Data breaches slam campuses this summer


Penn State said in an announcement June 2 that the compromised computer “had at one time contained a database of Social Security numbers for official use by the university. The database was removed when Penn State stopped using [Social Security numbers] in 2005, but an archived copy remained undetected in the computer’s cache.”

The latest botnet attack at Penn State wasn’t the university’s first experience with malware. Penn State announced in December that bots had exposed information for about 30,000 students when computers across the campus were compromised.

Internet security experts say campus IT officials should stop using students’ Social Security numbers as identifications, because about 5,900 known botnets have stolen valuable information from computers in many sectors, including higher education.

Shadowserver, an organization that tracks botnet incidents in governments, education, and the private sector, unveiled the running tally of botnets days before security firm Symantec released a report March 2 showing a 5.5 percent hike in spam eMail last month, spurred mostly by botnets.

Spam now accounts for 90 percent of all eMail sent within the U.S., Symantec said.

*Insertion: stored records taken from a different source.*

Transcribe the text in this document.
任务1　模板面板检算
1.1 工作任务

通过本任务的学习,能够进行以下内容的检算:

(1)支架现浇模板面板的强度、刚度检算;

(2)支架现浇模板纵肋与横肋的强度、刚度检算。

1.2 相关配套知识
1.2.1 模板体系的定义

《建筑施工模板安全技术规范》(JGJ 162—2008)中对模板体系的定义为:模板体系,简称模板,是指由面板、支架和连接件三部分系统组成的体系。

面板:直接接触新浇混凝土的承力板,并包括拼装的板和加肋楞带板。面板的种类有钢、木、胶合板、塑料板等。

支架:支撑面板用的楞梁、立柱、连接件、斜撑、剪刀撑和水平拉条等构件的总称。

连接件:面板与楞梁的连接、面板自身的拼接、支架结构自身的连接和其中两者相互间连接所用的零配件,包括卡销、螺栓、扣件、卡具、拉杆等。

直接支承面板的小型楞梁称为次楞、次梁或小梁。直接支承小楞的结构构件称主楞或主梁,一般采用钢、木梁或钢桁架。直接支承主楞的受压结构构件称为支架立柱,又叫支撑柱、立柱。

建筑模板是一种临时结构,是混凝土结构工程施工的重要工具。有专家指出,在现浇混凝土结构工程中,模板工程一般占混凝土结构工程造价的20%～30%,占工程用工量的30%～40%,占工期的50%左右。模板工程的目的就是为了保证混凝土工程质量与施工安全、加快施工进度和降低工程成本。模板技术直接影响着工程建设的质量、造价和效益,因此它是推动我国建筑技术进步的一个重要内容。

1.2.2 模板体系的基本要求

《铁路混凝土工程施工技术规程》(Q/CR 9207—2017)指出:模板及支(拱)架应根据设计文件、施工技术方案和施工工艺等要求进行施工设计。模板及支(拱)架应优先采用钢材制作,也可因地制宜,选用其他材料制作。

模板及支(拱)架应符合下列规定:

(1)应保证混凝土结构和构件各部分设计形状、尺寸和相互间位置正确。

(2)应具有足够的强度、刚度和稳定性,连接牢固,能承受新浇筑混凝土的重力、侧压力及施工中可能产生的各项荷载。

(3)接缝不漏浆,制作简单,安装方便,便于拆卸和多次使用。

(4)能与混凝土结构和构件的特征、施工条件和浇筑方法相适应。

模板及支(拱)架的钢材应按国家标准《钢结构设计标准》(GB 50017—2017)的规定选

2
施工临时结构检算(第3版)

Peyton Engel, a technical architect for CDW-G, said colleges and universities find it easy to identify students by their Social Security numbers, but as botnets and viruses become more dangerous and difficult to detect, campus IT staff should assign students random numbers generated by an algorithm.

It’s not a solution to stopping botnet attacks, Engel said, but if hackers find student ID numbers that don’t correspond to Social Security numbers, damage can be mitigated.

“They haven’t found how to prevent the incident,” he said. “But they just made it so that it’s not as damaging [if a botnet attacks].”